Akıl yürütmek diyorsak önce akıl ile ilgilenelim efendim. Akıl nedir? Prof. Dr. Ahmet Arslan aklı insanlığın geçmiş çağlardan bugüne dek biriktirdiği bilgiler ve deneyimler olarak tanımlıyor. Tanımdan yola çıkarsak bu birikmiş bilgi ve deneyimleri yok saymak, düşünceyi bunları kullanmadan inşa etmek akılsızlıktır. Bakın tanımın güzelliği, bize aklın edinilebilecek, öğrenilebilecek bir şey olduğunu söylemesindedir. Yani kimse akıllı bir biçimde doğmaz. Bunu “insan zihni boş bir levhadır” manasında söylemiyorum, aman ha. Zeka ise doğuştan gelen ve tamamen genetik olan şeyimiz, karıştırmayalım. Ne demiş atalarımız? Armut dibine düşer. Dünyaya gelmiş biri için zeka konusunda yapacak pek bir şeyimiz yok (bir de ilk 2 yaş çok önemli, çocuğa anne bakmalı, neyse o başka yazının mevzusu.) ancak akıl konusunda epeyce işimiz var. O zaman zeka ile akıl arasındaki ilişkiyle devam edelim.

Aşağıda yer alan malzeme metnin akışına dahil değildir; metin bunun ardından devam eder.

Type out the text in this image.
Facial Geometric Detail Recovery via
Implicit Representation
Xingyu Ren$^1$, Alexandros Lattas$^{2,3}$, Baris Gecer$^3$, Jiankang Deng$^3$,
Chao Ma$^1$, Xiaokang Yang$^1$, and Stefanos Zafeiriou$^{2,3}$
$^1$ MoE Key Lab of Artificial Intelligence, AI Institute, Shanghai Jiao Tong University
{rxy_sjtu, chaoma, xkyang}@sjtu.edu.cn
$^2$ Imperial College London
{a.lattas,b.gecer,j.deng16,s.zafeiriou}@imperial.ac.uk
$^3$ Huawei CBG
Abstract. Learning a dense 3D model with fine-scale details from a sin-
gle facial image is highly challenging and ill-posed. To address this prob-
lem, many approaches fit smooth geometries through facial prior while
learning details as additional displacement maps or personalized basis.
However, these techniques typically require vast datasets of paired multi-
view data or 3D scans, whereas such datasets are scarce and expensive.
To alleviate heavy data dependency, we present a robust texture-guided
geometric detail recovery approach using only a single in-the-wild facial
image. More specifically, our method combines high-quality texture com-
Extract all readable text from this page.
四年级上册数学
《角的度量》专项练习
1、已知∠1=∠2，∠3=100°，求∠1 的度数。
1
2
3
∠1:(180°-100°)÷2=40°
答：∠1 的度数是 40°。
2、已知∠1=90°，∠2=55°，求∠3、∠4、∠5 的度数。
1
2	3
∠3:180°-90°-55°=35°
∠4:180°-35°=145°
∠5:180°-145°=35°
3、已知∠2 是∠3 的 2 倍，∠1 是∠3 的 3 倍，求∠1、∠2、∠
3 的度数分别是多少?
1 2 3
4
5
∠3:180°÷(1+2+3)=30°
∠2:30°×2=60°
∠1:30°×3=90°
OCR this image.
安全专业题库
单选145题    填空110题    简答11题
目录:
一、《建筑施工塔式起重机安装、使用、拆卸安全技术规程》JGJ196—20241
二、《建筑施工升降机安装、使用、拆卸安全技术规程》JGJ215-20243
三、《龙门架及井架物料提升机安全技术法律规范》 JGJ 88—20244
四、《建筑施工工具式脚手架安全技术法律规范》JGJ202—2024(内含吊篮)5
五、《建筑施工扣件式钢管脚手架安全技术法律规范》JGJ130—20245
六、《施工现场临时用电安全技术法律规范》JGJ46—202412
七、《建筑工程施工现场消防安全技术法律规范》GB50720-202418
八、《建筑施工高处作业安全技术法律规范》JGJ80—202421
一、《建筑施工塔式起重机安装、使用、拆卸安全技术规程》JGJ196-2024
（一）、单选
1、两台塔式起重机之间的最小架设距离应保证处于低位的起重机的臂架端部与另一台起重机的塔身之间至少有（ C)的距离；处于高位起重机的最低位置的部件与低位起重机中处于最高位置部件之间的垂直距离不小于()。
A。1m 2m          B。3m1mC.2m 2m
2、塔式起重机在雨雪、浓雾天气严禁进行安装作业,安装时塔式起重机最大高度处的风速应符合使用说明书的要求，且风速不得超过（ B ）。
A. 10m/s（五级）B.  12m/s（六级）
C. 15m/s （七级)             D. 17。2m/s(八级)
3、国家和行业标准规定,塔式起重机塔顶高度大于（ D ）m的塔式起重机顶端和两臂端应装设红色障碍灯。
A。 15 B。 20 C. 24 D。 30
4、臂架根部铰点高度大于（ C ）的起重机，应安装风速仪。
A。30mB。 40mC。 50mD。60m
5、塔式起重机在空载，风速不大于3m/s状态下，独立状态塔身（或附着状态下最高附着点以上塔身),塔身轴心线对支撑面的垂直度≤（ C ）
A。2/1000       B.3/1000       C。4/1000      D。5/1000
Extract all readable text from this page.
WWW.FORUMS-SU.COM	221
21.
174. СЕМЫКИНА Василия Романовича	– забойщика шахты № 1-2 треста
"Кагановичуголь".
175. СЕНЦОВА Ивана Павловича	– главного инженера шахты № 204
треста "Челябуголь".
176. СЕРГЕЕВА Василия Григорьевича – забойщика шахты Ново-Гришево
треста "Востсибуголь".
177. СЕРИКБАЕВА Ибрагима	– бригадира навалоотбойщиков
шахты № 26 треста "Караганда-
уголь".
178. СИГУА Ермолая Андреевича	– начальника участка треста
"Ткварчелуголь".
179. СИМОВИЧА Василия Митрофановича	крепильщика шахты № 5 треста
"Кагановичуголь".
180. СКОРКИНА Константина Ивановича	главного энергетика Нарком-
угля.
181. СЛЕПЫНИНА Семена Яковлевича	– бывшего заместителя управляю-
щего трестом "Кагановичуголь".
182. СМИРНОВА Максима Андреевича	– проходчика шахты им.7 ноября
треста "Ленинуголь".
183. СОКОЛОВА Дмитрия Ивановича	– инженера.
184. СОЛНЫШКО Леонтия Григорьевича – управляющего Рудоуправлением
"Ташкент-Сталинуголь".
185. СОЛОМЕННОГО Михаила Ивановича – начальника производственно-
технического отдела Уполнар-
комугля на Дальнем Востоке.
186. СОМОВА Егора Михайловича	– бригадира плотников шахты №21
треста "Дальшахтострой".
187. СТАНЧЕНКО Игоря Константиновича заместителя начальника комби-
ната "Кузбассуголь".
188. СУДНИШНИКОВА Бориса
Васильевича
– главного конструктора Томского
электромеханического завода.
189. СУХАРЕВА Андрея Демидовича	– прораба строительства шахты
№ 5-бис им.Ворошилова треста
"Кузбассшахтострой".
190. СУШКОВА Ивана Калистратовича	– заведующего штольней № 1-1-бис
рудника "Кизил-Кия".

Zeka ile akıl arasındaki bağıntı şu şekilde açıklanabilir: genetik yapınızın size çizdiği zeka çerçevesince akıl yürütebilirsiniz. Buradan şöyle bir sonuç çıkarabilir miyim: zeki biri gayet akılsız olabilir. Kişi kendini donatmazsa, zekasının kullanacağı hammaddeyi ona sunmazsa, zekası bir köşede öylece durur, kimseye bir faydası olmaz. Kimse bu zekanın farkına da varmaz. Gözünden filan fışkırmaz. Bir kere o input’u vermemiz gerekiyor. Bunu somutlaştıracak örnekler yazdım, yazdım sildim. Çünkü örneklerimde olayı baside indirgemeye çalışırken her seferinde anlam kaybına uğradığımı fark ettim. Benim beceriksizliğim de olabilir tabii. Belki insanlığın bilgi birikimi ve deneyimlerinden yeterince faydalanamadığım için örneği yazamadım. Belki de çoktan birileri bu örneği yazmıştı ancak ben o bilgiye erişmediğim için size de aktaramıyorum. Bilmem anlatabildim mi?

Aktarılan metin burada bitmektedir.